Evan Simpson's Presentation
As one of the most widely taken English proficiency tests in the world, IELTS has led to significant washback on English language teaching, though not always positive washback.
Our team member, Evan Simpson (pictured), conducted a presentation entitled "Breaking the Cycle: Intervening for Positive Washback", which detailed the interventionist approach that EAAST have taken (in the form of a workshop called IELTS Speaking and Writing) to equip IELTS teachers with the skills needed to move away from test-driven teaching and towards an approach centred on improving students' proficiency in English. As Evan discussed, teaching to the construct (i.e., speaking or writing) rather than to the test (in the form of just doing past exams) is a much more effective approach in improving the skills needed to do well in the IELTS test.
Evan also presented the findings of a survey he conducted with participants who had attended the workshop in question over the past 6 months. His findings, from both the survey and follow-up interviews with the survey takers, indicated that our approach had a very positive effect on the participants' teaching.
Sheryl Cooke's Presentation
Sheryl's presentation took a somewhat different approach to Evan's. The presentation, entitled "Preparing for High-Stakes Tests: Chinese Test-Taker Strategies for IELTS", presented the outcomes of an investigation into learning strategies used by IELTS test-takers in China and explored the success of these measures in relation to IELTS test scores.
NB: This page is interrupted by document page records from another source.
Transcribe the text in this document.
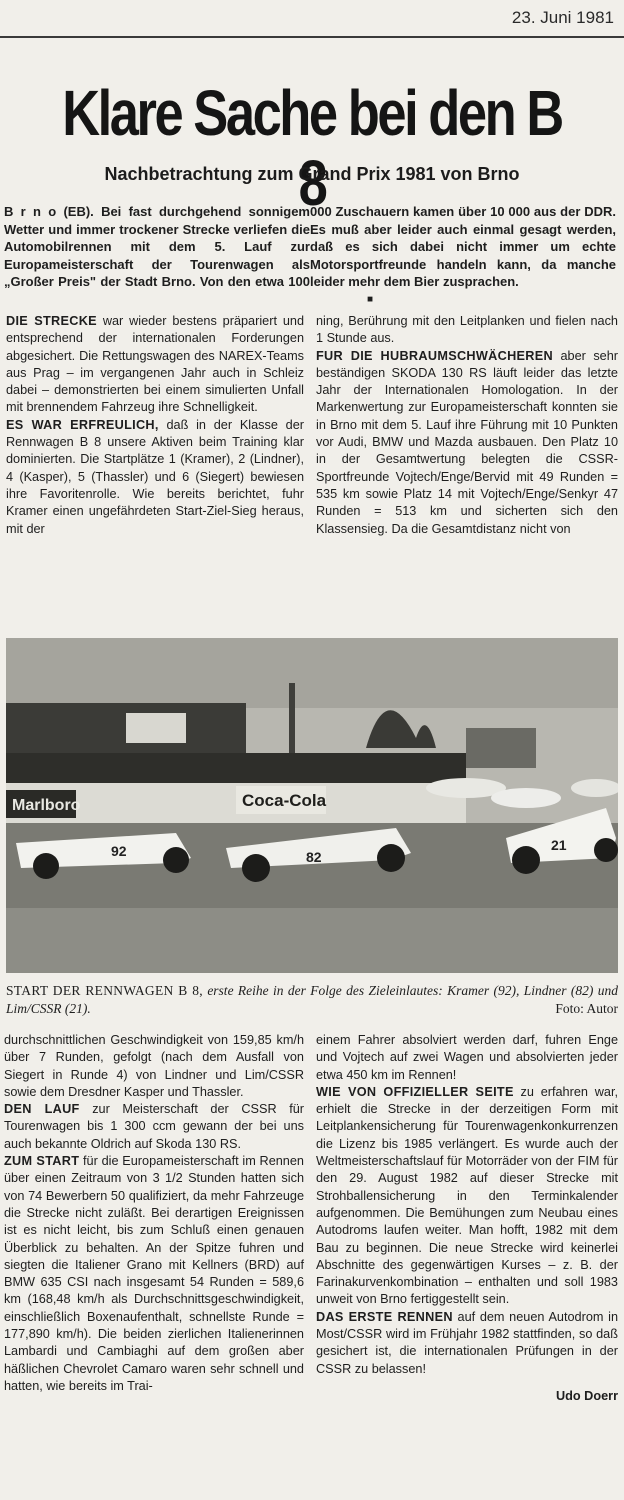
23. Juni 1981
Klare Sache bei den B 8
Nachbetrachtung zum Grand Prix 1981 von Brno

B r n o (EB). Bei fast durchgehend sonnigem Wetter und immer trockener Strecke verliefen die Automobilrennen mit dem 5. Lauf zur Europameisterschaft der Tourenwagen als „Großer Preis" der Stadt Brno. Von den etwa 100 000 Zuschauern kamen über 10 000 aus der DDR. Es muß aber leider auch einmal gesagt werden, daß es sich dabei nicht immer um echte Motorsportfreunde handeln kann, da manche leider mehr dem Bier zusprachen.

■

DIE STRECKE war wieder bestens präpariert und entsprechend der internationalen Forderungen abgesichert. Die Rettungswagen des NAREX-Teams aus Prag – im vergangenen Jahr auch in Schleiz dabei – demonstrierten bei einem simulierten Unfall mit brennendem Fahrzeug ihre Schnelligkeit.

ES WAR ERFREULICH, daß in der Klasse der Rennwagen B 8 unsere Aktiven beim Training klar dominierten. Die Startplätze 1 (Kramer), 2 (Lindner), 4 (Kasper), 5 (Thassler) und 6 (Siegert) bewiesen ihre Favoritenrolle. Wie bereits berichtet, fuhr Kramer einen ungefährdeten Start-Ziel-Sieg heraus, mit der

ning, Berührung mit den Leitplanken und fielen nach 1 Stunde aus.

FUR DIE HUBRAUMSCHWÄCHEREN aber sehr beständigen SKODA 130 RS läuft leider das letzte Jahr der Internationalen Homologation. In der Markenwertung zur Europameisterschaft konnten sie in Brno mit dem 5. Lauf ihre Führung mit 10 Punkten vor Audi, BMW und Mazda ausbauen. Den Platz 10 in der Gesamtwertung belegten die CSSR-Sportfreunde Vojtech/Enge/Bervid mit 49 Runden = 535 km sowie Platz 14 mit Vojtech/Enge/Senkyr 47 Runden = 513 km und sicherten sich den Klassensieg. Da die Gesamtdistanz nicht von

Marlboro	Coca-Cola
92	82
21
START DER RENNWAGEN B 8, erste Reihe in der Folge des Zieleinlautes: Kramer (92), Lindner (82) und Lim/CSSR (21).	Foto: Autor

durchschnittlichen Geschwindigkeit von 159,85 km/h über 7 Runden, gefolgt (nach dem Ausfall von Siegert in Runde 4) von Lindner und Lim/CSSR sowie dem Dresdner Kasper und Thassler.

DEN LAUF zur Meisterschaft der CSSR für Tourenwagen bis 1 300 ccm gewann der bei uns auch bekannte Oldrich auf Skoda 130 RS.

ZUM START für die Europameisterschaft im Rennen über einen Zeitraum von 3 1/2 Stunden hatten sich von 74 Bewerbern 50 qualifiziert, da mehr Fahrzeuge die Strecke nicht zuläßt. Bei derartigen Ereignissen ist es nicht leicht, bis zum Schluß einen genauen Überblick zu behalten. An der Spitze fuhren und siegten die Italiener Grano mit Kellners (BRD) auf BMW 635 CSI nach insgesamt 54 Runden = 589,6 km (168,48 km/h als Durchschnittsgeschwindigkeit, einschließlich Boxenaufenthalt, schnellste Runde = 177,890 km/h). Die beiden zierlichen Italienerinnen Lambardi und Cambiaghi auf dem großen aber häßlichen Chevrolet Camaro waren sehr schnell und hatten, wie bereits im Trai-

einem Fahrer absolviert werden darf, fuhren Enge und Vojtech auf zwei Wagen und absolvierten jeder etwa 450 km im Rennen!

WIE VON OFFIZIELLER SEITE zu erfahren war, erhielt die Strecke in der derzeitigen Form mit Leitplankensicherung für Tourenwagenkonkurrenzen die Lizenz bis 1985 verlängert. Es wurde auch der Weltmeisterschaftslauf für Motorräder von der FIM für den 29. August 1982 auf dieser Strecke mit Strohballensicherung in den Terminkalender aufgenommen. Die Bemühungen zum Neubau eines Autodroms laufen weiter. Man hofft, 1982 mit dem Bau zu beginnen. Die neue Strecke wird keinerlei Abschnitte des gegenwärtigen Kurses – z. B. der Farinakurvenkombination – enthalten und soll 1983 unweit von Brno fertiggestellt sein.

DAS ERSTE RENNEN auf dem neuen Autodrom in Most/CSSR wird im Frühjahr 1982 stattfinden, so daß gesichert ist, die internationalen Prüfungen in der CSSR zu belassen!

Udo Doerr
The rationale for this paper is as follows:
Internationally recognised tests of English language ability carry with them exceptionally high-stakes because they have a potentially massive impact on an individual's future plans for study or immigration. The challenge that many test-takers face sees them employing a range of different strategies to 'beat the test'.
Frank Wucinski's Presentation
Frank's paper presented a case study of a language assessment literacy program designed for 100 editors of an English language learning magazine in China. His study focused specifically on the design and use of a diagnostic test of item writing to facilitate course development and selection of suitable candidates. Frank's presentation described how such an assessment was used to inform course content and again as a measure at the end of the course to evaluate the impact of the training. Given that the ability to produce low-stakes and practice tests for use in the classroom is a key, but neglected, teaching skill, the presentation looked at how the learnings from this case study could be transferred to a classroom situation.